Alcuni di questi soggetti proclamano che, appena avranno raggiunto il potere, cancelleranno la possibilità per i pubblici ministeri di ricorrere in Appello dopo una sentenza di assoluzione dell’imputato in primo grado. E’ vero che si eliminerebbe parte del lavoro che intasa gli uffici giudiziari e l’idea sembra sensata: ti hanno processato e assolto, quindi è inutile rifare tutto, sei dichiarato candido, vai con Dio. In un Paese dove si è convinta la gente che la Giustizia è un circo impazzito nel quale bizzarre figure decidono destini per crudeltà, per antipatia, per scelta politica, tra cittadini spaventati dagli slogan politici, il gioco funziona: <Metti che per sbaglio io finisca in un’indagine. Questi candidati mi stanno proteggendo>. Ma …

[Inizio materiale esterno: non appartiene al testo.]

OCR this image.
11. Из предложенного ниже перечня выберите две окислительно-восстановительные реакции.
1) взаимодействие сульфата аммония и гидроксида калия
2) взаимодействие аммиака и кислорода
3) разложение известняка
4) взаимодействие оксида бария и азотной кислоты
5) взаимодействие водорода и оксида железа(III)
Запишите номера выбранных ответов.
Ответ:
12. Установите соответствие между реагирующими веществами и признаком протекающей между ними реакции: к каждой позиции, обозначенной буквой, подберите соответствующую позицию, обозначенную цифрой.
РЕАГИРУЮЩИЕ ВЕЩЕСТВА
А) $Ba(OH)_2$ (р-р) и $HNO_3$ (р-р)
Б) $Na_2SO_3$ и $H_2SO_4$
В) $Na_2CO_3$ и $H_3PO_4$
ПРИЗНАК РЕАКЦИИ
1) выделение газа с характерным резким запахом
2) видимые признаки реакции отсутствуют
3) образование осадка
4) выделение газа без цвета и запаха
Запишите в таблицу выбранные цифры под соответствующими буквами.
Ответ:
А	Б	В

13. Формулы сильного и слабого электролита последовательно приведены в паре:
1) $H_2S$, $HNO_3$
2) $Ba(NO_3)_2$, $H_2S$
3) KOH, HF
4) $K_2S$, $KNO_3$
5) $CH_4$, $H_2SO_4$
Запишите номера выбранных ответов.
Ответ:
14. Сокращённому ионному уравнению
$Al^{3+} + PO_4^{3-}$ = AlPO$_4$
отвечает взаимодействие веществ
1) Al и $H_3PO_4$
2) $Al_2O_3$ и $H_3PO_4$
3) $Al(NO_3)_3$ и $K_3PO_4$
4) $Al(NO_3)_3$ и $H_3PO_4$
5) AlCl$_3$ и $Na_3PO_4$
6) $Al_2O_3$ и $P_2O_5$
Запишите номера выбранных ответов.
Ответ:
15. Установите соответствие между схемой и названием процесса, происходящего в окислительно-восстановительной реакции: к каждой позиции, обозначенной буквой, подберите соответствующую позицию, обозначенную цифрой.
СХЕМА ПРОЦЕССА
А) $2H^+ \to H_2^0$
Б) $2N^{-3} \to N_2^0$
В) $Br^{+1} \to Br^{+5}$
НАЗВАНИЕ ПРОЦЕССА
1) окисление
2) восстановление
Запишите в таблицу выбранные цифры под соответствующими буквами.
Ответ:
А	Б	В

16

Senza entrare in questioni tecniche, costituzionali o di filosofia del diritto, guardiamo la faccenda dal lato opposto, guardiamola come se non temessimo di essere imputati ma di essere vittime d’un reato. Ogni mattina e ogni sera telegiornali e quotidiani raccontano furti, truffe, rapine, corruzione, stupri, pestaggi, usura, spaccio di droga assassina, estorsioni, pallottole vaganti, omicidi, mafie, disastri come i ponti o le funivie che crollano. Ebbene, anche se ci sentiamo estranei, sappiamo che indossando quegli abiti il fato può passarci accanto, ritenerci interessanti e prenderci con sé.
Oggi, a ogni episodio, a ogni sentenza d’assoluzione o con condanne che paiono troppo lievi (quasi dovesse esistere solo l’ergastolo) voi vittime e parenti delle vittime (e con voi chi vi sta abbandonando) invocate la Giustizia dell’Appello. Questa seconda chance non ci sarà più, anche se la cronaca narra casi clamorosi di sentenze ribaltate, di colpevoli assolti in primo grado e condannati poi grazie alla tenacia di parenti delle vittime, avvocati, consulenti, pubblici ministeri.
Care vittime e cari parenti, chi vuol togliere questa possibilità probabilmente mira ad accrescere la propria immunità lasciando voi alla solitudine del dolore. Qualcuno perché già colpito o sfiorato da indagini e aule di tribunale, qualcuno per disciplina di partito o calcolo sul futuro preparano insieme una legge che tornerà utile a loro, ai delinquenti di piccola tacca come ai manager del crimine organizzato, ma passerà allegramente sul pianto delle vostre attese, lasciandole orfane di una Giustizia che non potrà correggere errori, approfondire aspetti, arrivare al cuore della verità.
Sarò sempre accanto a voi, ma con tutto il rispetto, una cosa mi permetterò di ricordarvi, care vittime e parenti di vittime. Quando sarete soli sotto una grandinata di sofferenza, non prendetevela con i giudici che hanno assolto in primo grado. Prendetevela con la vostra stessa mano che, con un segno sulla scheda elettorale, ha firmato lo stop alla Giustizia che cercavate.